It’s no secret that I think the radio business is doomed, and that “kids today” are more likely to listen to music via any number of online services—I’m part of Spotify’s U.S. beta, and aside from an unacceptable lack of Sleater-Kinney, it’s pretty great—than they are by tuning into some “local” radio station, where the program manager is a boob and the on-air talent is petrified of upsetting management. Anyway, sometime during the winter, I received a letter from Nielsen, the famous ratings company, that asked me to participate in a radio survey, helping them find out how many people listen to each radio station and when.

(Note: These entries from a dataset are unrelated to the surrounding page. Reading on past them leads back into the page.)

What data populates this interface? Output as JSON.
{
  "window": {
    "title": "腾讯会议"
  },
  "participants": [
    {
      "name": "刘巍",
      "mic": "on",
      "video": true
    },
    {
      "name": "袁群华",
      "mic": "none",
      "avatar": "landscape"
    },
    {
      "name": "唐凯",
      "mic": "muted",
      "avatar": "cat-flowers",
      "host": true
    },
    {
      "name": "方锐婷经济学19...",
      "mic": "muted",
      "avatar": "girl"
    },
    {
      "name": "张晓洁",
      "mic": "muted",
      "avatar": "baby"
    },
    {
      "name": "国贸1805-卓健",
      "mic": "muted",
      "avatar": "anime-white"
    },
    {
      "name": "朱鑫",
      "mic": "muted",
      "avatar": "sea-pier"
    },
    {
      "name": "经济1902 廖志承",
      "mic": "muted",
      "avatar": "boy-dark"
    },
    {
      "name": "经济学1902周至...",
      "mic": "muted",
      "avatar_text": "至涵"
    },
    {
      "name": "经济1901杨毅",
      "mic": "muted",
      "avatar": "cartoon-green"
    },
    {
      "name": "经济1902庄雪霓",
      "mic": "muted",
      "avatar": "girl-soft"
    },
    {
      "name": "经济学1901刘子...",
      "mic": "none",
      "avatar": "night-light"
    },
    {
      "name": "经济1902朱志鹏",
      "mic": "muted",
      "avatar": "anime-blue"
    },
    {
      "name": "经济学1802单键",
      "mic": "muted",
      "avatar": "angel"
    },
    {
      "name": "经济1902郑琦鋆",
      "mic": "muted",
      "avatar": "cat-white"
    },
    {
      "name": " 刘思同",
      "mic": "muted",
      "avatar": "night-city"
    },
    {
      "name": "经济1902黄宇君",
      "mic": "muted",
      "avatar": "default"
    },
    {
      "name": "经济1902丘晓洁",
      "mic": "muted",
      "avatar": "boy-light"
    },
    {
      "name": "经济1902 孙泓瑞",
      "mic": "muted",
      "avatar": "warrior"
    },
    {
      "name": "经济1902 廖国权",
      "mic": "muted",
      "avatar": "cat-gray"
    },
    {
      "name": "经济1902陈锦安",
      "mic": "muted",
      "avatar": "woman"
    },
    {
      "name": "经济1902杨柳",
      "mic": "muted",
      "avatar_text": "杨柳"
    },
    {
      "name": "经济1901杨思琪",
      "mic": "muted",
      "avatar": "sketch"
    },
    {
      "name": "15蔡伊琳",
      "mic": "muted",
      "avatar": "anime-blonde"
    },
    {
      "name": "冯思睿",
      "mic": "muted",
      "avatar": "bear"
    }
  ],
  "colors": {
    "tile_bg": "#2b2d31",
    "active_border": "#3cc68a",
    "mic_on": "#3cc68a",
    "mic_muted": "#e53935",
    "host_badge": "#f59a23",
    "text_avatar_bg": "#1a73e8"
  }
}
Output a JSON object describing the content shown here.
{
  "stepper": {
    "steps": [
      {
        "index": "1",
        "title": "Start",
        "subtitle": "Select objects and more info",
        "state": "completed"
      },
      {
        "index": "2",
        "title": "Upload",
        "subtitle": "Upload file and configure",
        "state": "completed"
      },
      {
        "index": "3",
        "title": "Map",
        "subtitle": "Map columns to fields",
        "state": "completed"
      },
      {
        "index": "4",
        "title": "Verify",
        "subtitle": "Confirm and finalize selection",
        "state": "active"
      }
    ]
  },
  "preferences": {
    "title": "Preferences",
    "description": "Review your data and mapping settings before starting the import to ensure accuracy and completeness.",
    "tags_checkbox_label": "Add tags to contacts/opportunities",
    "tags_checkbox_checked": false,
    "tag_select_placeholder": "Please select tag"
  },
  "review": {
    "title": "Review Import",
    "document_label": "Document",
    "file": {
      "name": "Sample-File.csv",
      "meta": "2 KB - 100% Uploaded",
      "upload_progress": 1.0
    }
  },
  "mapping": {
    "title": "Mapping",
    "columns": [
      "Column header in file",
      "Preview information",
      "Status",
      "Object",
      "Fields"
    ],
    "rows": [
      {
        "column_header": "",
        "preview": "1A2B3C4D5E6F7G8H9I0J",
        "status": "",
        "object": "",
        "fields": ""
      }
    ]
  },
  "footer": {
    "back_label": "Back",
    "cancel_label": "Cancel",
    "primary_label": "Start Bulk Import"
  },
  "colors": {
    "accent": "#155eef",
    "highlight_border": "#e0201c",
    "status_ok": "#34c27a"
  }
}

Oh, I filled out the survey, all right. In so many words, I told Nielsen, after checking every box that said “I did not listen to radio today,” that, because of the Internet, my music-listening habits, such as they are, have changed dramatically. Things like Spotify (well, at the time I filled he survey out I didn’t have access to Spotify), Imeem, YouTube, Beatport, iTunes, etc. are where I got all my music from. (And, to be honest with y’all, Usenet and What.cd.) I told Nielsen that the days of four-in-a-row-Friday, where the fourth cut is always live, are over, and that radio companies (CBS, ClearChanel, etc.) needed to embrace the Internet; the CBS Radio iPhone application is a great example of someone in that company “getting it.”
Now, whether or not my advice will make any difference at all, who knows. I assume some middle-management type read it, scoffed, then said, “What does this jerk know?” But at least I tried to help ‘em out, gosh darn it.
Today, Nielsen sent $22 for my troubles, I think because I count as a “minority,” which is so dumb but that’s how these companies think. I’ll probably spend it at Cold Stone, or, if I were in Chicago, the Ron Bennington cupcake from Molly’s.